Question

How do you write an equation of a line given $\left( 5,-2 \right)$ parallel to line $3y+7x=-8$?

Answer 1

As we know that the general equation of a line is given by $y=mx+c$, where m is the slope of line and c is the y-intercept of the line. So first we will find the slope and then by using the slope intercept form we will find the y-intercept then by using both values we get the equation of the line.
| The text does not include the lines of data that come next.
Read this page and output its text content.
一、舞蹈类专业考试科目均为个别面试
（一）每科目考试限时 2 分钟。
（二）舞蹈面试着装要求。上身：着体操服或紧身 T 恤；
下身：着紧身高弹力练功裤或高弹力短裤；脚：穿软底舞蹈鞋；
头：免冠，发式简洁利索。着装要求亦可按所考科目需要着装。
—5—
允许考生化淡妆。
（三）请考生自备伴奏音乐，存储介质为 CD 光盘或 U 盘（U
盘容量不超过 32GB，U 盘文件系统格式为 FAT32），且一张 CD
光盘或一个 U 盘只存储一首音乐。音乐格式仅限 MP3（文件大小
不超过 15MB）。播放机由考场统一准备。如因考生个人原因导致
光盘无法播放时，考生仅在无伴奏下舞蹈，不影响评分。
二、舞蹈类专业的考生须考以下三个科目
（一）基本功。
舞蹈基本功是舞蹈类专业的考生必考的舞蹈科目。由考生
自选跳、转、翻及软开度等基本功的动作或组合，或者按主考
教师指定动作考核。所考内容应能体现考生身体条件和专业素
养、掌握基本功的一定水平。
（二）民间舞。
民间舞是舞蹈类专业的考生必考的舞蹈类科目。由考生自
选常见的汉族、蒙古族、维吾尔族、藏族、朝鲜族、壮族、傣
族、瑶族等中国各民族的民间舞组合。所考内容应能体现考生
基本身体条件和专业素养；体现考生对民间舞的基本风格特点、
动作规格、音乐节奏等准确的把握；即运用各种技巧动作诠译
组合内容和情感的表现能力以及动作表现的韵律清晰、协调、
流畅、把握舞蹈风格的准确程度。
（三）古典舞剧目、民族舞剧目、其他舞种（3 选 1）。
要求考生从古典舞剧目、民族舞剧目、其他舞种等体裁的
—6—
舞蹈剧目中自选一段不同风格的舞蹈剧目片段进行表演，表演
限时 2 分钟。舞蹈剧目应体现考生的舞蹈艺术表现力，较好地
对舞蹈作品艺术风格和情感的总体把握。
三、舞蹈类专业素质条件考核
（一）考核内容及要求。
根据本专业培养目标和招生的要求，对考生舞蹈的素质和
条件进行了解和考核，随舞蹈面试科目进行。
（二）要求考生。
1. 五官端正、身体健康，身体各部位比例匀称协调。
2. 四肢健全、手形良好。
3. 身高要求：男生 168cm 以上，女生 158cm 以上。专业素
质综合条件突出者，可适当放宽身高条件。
Complete step by step answer:
We have been given that a line is going through $\left( 5,-2 \right)$ and parallel to $3y+7x=-8$.
We have to find the equation of the line.
Now, we know that the slope intercept form of a line is given as $y=mx+c$, where m is the slope of line and c is the y-intercept of the line.
Now, we have given the equation of the line is $3y+7x=-8$.
So first convert it into general form by dividing the whole equation by 3 then we will get
$\Rightarrow \dfrac{3y}{3}+\dfrac{7x}{3}=\dfrac{-8}{3}$
Now, simplifying the above obtained equation we will get
$\Rightarrow y=-\dfrac{7x}{3}-\dfrac{8}{3}$
Now, comparing the equation with the general equation we will get
$\Rightarrow m=\dfrac{-7}{3},y=\dfrac{-8}{3}$
Now, both the lines are parallel. It means they have the same slope so the slope of the line will be $m=\dfrac{-7}{3}$.
Now, the general equation of the line will be
$\Rightarrow y=\dfrac{-7}{3}x+c$
Now, the line is going through the point $\left( 5,-2 \right)$.
So let us substitute $x=5$ and $y=-2$ in the above equation then we will get
$\Rightarrow -2=\dfrac{-7}{3}\times 5+c$
Now, simplifying the above obtained equation we will get
$\begin{aligned} & \Rightarrow -2=\dfrac{-35}{3}+c \\\ & \Rightarrow -2+\dfrac{35}{3}=c \\\ & \Rightarrow \dfrac{-6+35}{3}=c \\\ & \Rightarrow \dfrac{29}{3}=c \\\ & \Rightarrow c=\dfrac{29}{3} \\\ \end{aligned}$
So the equation of the line with slope $\dfrac{-7}{3}$ and y-intercept $\dfrac{29}{3}$ will be
$\begin{aligned} & \Rightarrow y=\dfrac{-7}{3}x+\dfrac{29}{3} \\\ & \Rightarrow 3y=-7x+29 \\\ \end{aligned}$
Hence above is the required equation of line.

Note: The point to be remembered is that parallel lines in standard form have the same coefficients of x and y. Also parallel lines have the same slope whereas the product of slopes of two lines perpendicular to each other is $-1$.